In Andersens Märchen von des Kaisers neuen Kleidern stehen die Erwachsenen da und tun so, als bestaunten sie prächtige Gewänder. Sie sehen davon nichts, aber haben Angst, das laut zu sagen. Heißt es doch, die Kleider blieben jenen unsichtbar, die für ihren Beruf nicht taugten. Ein Zwang zur Lüge liegt über ihnen. Und über dem Kaiser ebenso. Nackt posiert er vor seinem Volk. Aber er hat ja nichts an, ruft plötzlich ein Kind. Und es erhebt sich ein Flüstern. – Er hat ja gar nichts an, ruft endlich das ganze Volk.

»Wirtschaft ist nicht göttlich«, so Gregor Gysi. »Wirtschaft wird von Menschen gemacht. Und da ist es nicht absurd zu fragen: Warum nicht auch für Menschen?«

4. November: Ich schreibe, und es ist schon Mitternacht. Heute vor 16 Jahren habe ich noch an eine Erneuerung der DDR geglaubt. Wie viel Ernüchterung, Trauer und Glück hat es seitdem gegeben. Nichts war voraussehbar gewesen, und auch heute ist nichts voraussehbar.
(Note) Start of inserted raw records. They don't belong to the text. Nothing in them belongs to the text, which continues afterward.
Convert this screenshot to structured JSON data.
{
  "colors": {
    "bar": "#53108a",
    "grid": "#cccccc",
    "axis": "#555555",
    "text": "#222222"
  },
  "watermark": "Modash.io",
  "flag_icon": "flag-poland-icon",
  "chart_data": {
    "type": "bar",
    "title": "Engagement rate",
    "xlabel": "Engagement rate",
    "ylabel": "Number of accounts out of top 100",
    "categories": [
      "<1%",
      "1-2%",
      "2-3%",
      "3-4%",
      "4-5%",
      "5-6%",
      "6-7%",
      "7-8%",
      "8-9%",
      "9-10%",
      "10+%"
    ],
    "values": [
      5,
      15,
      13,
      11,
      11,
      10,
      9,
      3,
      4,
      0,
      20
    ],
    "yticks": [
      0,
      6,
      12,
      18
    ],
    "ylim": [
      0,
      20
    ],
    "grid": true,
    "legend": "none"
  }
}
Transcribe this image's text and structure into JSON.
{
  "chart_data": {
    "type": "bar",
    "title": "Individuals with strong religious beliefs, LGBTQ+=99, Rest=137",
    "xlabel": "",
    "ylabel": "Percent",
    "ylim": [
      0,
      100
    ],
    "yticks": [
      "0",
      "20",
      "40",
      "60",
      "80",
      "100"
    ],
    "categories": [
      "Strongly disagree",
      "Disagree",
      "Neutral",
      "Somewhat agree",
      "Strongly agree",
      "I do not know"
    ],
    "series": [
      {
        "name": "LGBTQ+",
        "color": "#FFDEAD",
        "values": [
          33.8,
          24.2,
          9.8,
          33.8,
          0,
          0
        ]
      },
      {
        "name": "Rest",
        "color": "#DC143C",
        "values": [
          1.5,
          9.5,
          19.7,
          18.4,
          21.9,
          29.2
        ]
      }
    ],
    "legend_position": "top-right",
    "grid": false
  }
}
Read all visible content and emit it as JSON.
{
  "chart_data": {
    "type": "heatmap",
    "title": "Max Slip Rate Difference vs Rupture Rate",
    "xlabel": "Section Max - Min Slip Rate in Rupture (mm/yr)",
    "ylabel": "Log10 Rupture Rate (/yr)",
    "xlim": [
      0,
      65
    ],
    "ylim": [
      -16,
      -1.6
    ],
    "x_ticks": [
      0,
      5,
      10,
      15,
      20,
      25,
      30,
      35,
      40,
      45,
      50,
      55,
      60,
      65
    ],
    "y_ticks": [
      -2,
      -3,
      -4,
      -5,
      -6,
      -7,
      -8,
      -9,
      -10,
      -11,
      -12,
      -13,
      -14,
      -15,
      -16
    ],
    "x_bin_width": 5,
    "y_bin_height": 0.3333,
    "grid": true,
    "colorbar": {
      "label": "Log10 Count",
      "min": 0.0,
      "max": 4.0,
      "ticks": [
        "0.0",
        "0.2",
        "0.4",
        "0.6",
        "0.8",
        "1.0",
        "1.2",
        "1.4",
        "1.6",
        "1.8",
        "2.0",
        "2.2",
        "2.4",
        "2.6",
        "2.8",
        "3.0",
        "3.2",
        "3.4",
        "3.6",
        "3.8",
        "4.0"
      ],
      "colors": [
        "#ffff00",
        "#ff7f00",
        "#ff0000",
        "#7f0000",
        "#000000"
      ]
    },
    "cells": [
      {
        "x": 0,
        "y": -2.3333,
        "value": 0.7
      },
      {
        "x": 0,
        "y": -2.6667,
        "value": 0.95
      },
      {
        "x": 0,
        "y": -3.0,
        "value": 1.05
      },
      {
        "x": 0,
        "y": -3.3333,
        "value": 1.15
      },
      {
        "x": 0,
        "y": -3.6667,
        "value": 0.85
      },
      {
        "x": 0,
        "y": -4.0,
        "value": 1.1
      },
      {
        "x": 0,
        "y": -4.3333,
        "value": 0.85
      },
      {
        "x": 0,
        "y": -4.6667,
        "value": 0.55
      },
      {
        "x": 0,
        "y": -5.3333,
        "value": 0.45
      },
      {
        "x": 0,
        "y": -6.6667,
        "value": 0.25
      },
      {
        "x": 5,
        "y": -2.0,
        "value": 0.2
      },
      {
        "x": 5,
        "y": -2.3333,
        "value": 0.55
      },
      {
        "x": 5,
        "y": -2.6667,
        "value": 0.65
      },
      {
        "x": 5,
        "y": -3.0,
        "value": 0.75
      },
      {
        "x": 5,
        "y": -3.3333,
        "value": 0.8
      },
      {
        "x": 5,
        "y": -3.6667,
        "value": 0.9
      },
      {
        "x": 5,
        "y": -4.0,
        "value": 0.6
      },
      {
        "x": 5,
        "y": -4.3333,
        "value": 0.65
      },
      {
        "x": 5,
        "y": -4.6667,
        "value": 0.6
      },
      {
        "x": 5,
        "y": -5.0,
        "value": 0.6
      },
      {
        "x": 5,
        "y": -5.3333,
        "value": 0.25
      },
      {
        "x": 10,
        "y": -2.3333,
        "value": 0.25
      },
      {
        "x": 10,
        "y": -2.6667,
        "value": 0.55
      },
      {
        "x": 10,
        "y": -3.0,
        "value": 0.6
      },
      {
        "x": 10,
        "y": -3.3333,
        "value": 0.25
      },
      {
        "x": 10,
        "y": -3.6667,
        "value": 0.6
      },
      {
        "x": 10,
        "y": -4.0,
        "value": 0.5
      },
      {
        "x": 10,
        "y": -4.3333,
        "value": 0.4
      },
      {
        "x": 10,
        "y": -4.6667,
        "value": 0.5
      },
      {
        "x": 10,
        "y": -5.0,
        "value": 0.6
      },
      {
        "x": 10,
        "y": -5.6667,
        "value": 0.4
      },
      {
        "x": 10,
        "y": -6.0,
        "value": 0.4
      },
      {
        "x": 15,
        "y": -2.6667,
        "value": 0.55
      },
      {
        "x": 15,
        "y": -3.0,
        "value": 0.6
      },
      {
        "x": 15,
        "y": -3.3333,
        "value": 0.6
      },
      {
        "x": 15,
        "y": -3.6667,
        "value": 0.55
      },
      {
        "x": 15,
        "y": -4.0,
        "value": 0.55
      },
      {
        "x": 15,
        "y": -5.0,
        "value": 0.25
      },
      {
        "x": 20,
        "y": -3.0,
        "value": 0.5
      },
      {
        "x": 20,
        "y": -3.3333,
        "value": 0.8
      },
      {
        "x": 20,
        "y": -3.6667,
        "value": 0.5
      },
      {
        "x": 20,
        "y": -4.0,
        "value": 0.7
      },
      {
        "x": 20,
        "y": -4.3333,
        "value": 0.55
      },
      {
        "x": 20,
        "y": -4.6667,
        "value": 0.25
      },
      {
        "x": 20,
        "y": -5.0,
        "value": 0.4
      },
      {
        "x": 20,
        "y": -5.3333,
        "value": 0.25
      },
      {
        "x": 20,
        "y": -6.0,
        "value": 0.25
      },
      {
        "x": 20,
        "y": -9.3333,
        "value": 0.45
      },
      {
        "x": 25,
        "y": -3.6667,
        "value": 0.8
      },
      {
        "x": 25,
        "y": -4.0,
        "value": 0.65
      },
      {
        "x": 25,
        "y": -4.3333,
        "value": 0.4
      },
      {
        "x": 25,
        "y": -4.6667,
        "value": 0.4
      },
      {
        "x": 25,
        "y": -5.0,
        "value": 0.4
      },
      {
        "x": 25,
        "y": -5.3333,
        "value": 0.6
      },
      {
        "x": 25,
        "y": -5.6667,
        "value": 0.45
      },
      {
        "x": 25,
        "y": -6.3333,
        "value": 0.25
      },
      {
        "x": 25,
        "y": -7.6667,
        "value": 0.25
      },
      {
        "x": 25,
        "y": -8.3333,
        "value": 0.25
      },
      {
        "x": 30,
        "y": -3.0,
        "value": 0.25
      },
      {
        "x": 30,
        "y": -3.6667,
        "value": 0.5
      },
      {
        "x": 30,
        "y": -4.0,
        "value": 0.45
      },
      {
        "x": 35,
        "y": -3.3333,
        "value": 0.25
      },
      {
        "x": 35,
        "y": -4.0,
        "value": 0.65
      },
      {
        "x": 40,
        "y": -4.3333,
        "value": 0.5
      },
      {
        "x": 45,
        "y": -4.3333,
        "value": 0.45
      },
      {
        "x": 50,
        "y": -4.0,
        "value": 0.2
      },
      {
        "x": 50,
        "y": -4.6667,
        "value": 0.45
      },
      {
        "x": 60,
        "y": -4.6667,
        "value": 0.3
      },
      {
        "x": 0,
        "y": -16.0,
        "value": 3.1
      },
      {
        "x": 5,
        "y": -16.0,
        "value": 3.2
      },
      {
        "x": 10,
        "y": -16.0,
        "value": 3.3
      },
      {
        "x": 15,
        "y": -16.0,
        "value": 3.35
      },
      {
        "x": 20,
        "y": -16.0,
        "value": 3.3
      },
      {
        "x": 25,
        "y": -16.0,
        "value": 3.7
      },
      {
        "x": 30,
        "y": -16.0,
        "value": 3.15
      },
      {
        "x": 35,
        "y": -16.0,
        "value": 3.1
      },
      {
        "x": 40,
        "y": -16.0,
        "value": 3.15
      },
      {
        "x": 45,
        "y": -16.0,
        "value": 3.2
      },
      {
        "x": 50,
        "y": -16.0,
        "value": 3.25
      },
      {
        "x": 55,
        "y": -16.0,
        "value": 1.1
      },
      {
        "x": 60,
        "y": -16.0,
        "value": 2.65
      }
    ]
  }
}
An diesem Abend wurde immer wieder eine starke Linke beschworen, die ja nicht nur aus PDS und WASG bestehen müsste, sondern als dritte, noch viel größere Gruppe die vielen Leute hat, die schon in Resignation versunken sind und nun vage Hoffnung schöpfen. Wenigstens darauf, dass sie nicht ganz allein und machtlos sind, dass sich etwas in dieser Gesellschaft bewegt.